O estado de sítio estabelecido pela ditadura argentina (1976-1983) proibia as reuniões de três ou mais pessoas, por isso as mães que se encontravam na Praça de Maio decidiram dar voltas, de duas em duas, ao redor de um monumento em forma de pirâmide que existe na praça.

Foi assim iniciada a “volta” que, a partir daquele momento, se repete a cada semana no mesmo lugar em homenagem aos 30 mil desaparecidos durante o regime ditatorial.

Além da perseguição permanente, o movimento teve que suportar uma dura repressão desde o primeiro dia, como foi o desaparecimento de três mães, e inclusive, com a chegada da democracia, com a aprovação de leis que anistiaram milhares de acusados de crimes de lesa-humanidade.

Empregada em uma família de militares, “gorilas antiperonistas totais”, como ela diz, Taty viveu durante algum tempo alheia à repressão exercida pelo exército.

Quando seu filho Alejandro, um militante de 20 anos, desapareceu um ano antes do golpe de Estado, Taty não entendeu “nada” porque, como lembrou, “era uma ignorante total”. De fato, ela demorou a perceber que os culpados não eram os peronistas, senão os “genocidas” que conhecia pessoalmente.

Por isso, em 1980, decidiu se aproximar da sede da organização, onde a única coisa que lhe disseram ao entrar foi “Quem lhe falta?”.

Não estavam preocupados com política ou ideologia. Lá fiz minha catarse. Chorei, me emocionei… Foi muito doloroso. Não consegui falar com meu filho, mas pus o pé no acelerador e assim continuo. O melhor que posso fazer é dividir minha dor com minhas companheiras de luta”, afirmou Taty, já que todas tinham algo em comum: seus filhos “alegres, com projetos”, que “queriam viver” e foram arrancados delas.

As Mães destacam como o período mais positivo para sua causa o iniciado com a presidência do falecido Néstor Kirchner (2003-2007), que, segundo Taty, converteu os direitos humanos em uma “política de Estado”.

No entanto, a ativista acredita que a chegada do conservador Mauricio Macri ao poder em dezembro de 2015 foi um revés, pois, segundo ela, o atual governo “viola os direitos humanos” e “pretende apagar a memória“.

Com ela concorda Mercedes Colás de Meroño, conhecida como “La Porota” ou “Poro”, referência das outras Mães da Praça de Maio.

Sua história é muito diferente da de Taty: filha de um sindicalista, deixou a Argentina nos anos 1930 após um golpe de Estado e chegou à Espanha, onde, em plena guerra civil, fuzilaram seu pai.

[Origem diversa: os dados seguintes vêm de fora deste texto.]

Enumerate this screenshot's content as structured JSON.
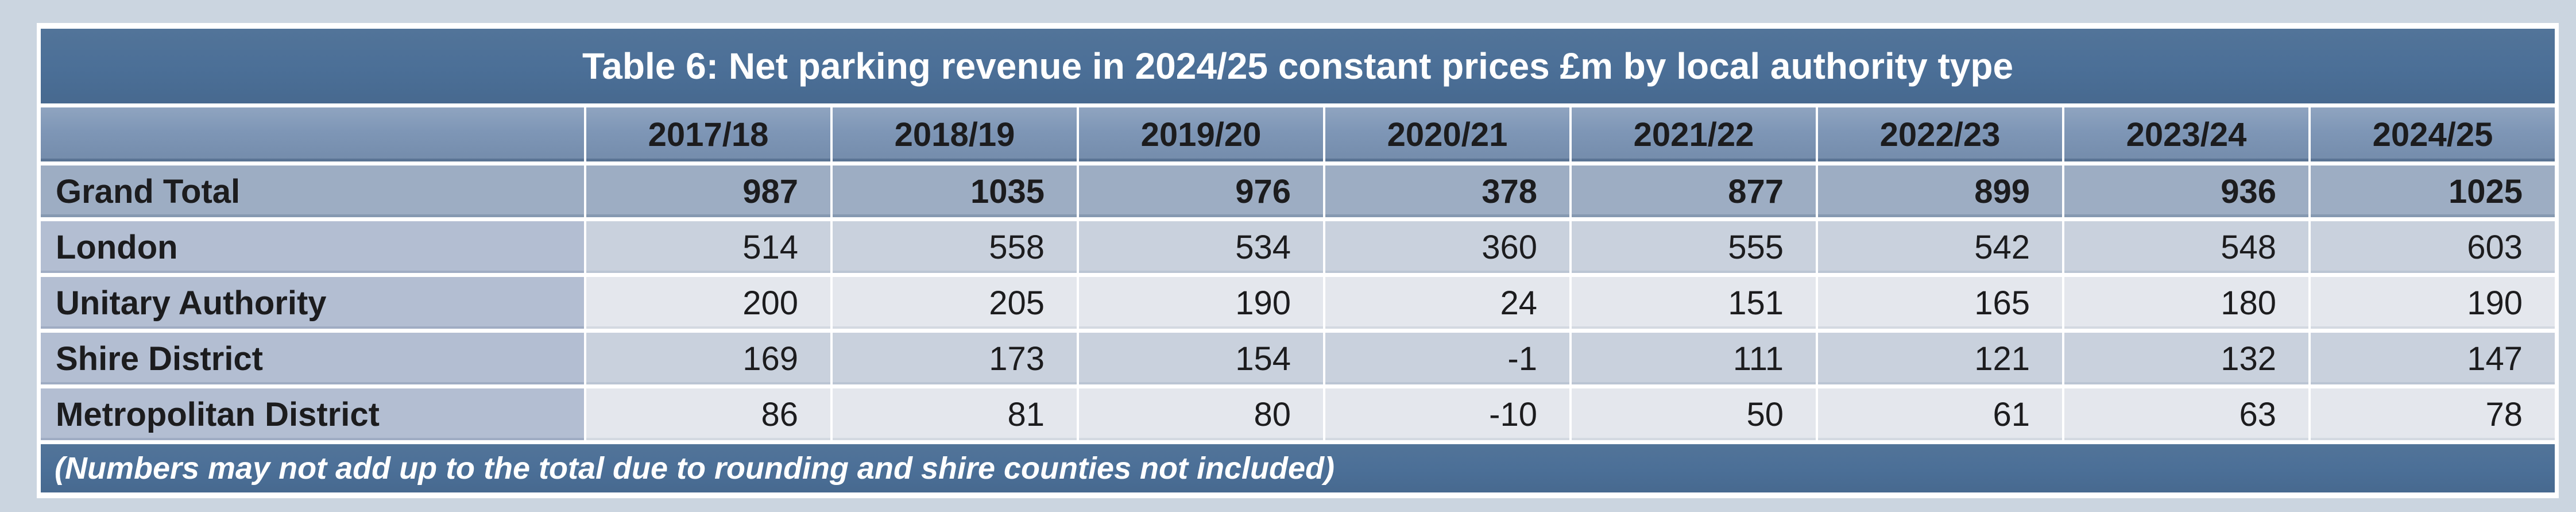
{
  "table": {
    "title": "Table 6: Net parking revenue in 2024/25 constant prices £m by local authority type",
    "columns": [
      "2017/18",
      "2018/19",
      "2019/20",
      "2020/21",
      "2021/22",
      "2022/23",
      "2023/24",
      "2024/25"
    ],
    "rows": [
      {
        "label": "Grand Total",
        "values": [
          987,
          1035,
          976,
          378,
          877,
          899,
          936,
          1025
        ]
      },
      {
        "label": "London",
        "values": [
          514,
          558,
          534,
          360,
          555,
          542,
          548,
          603
        ]
      },
      {
        "label": "Unitary Authority",
        "values": [
          200,
          205,
          190,
          24,
          151,
          165,
          180,
          190
        ]
      },
      {
        "label": "Shire District",
        "values": [
          169,
          173,
          154,
          -1,
          111,
          121,
          132,
          147
        ]
      },
      {
        "label": "Metropolitan District",
        "values": [
          86,
          81,
          80,
          -10,
          50,
          61,
          63,
          78
        ]
      }
    ],
    "footnote": "(Numbers may not add up to the total due to rounding and shire counties not included)"
  },
  "colors": {
    "page_bg": "#cbd5e0",
    "bar_bg": "#4b6f97",
    "header_bg": "#7e96b6",
    "total_bg": "#9dadc3",
    "label_bg": "#b3bed2",
    "row_mid": "#c9d1dd",
    "row_light": "#e4e7ed",
    "grid": "#ffffff",
    "ink": "#1c1c1e",
    "ink_light": "#ffffff"
  },
  "chart_data": {
    "type": "table",
    "title": "Table 6: Net parking revenue in 2024/25 constant prices £m by local authority type",
    "categories": [
      "2017/18",
      "2018/19",
      "2019/20",
      "2020/21",
      "2021/22",
      "2022/23",
      "2023/24",
      "2024/25"
    ],
    "series": [
      {
        "name": "Grand Total",
        "values": [
          987,
          1035,
          976,
          378,
          877,
          899,
          936,
          1025
        ]
      },
      {
        "name": "London",
        "values": [
          514,
          558,
          534,
          360,
          555,
          542,
          548,
          603
        ]
      },
      {
        "name": "Unitary Authority",
        "values": [
          200,
          205,
          190,
          24,
          151,
          165,
          180,
          190
        ]
      },
      {
        "name": "Shire District",
        "values": [
          169,
          173,
          154,
          -1,
          111,
          121,
          132,
          147
        ]
      },
      {
        "name": "Metropolitan District",
        "values": [
          86,
          81,
          80,
          -10,
          50,
          61,
          63,
          78
        ]
      }
    ],
    "annotations": [
      "(Numbers may not add up to the total due to rounding and shire counties not included)"
    ],
    "units": "£m, 2024/25 constant prices"
  }
}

A tragédia se repetiu depois, assim que retornou a seu país natal, onde outra ditadura sumiu com sua filha.

“Demorei muito para me recompor, todo o período na Espanha voltou à minha mente: outra vez o fascismo, pensava “La Porota”, que admite que passou “a vida” olhando pela janela, esperando que sua filha chegasse, até que um dia comprou um lenço e foi até a praça.

Ali, enquanto chorava sentada em um banco, uma mulher se aproximou para obrigá-la a ficar de pé, depois de lhe fazer a requerida pergunta “Quem lhe falta?”.

E nunca mais parei“, disse Mercedes.

Para ela, estes 40 anos serviram para reivindicar o caráter “revolucionário” de seus filhos, que sua memória seja respeitada “em todo o mundo” e para demonstrar que a “única luta que se perde é a que se abandona”.

Prova disso são as homenagens que as mães receberam nos últimos dias em exposições, almoços e todo tipo de eventos que encerram neste domingo, no aniversário da primeira volta em trono do monumento em forma de pirâmide, com apresentações organizadas pelas duas associações de Mães junto a outras figuras emblemáticas do campo social, da cultura e da política argentina.

Todas lembrarão seus filhos, como sempre fizeram, para que nenhuma mãe tenha que escutar novamente aquela pergunta: “Quem lhe falta?

E elas continuarão fazendo isso “até que o corpo aguente”. “Porque, apesar das bengalas e das cadeiras de rodas, as loucas continuam de pé“, advertiu Taty Almeida.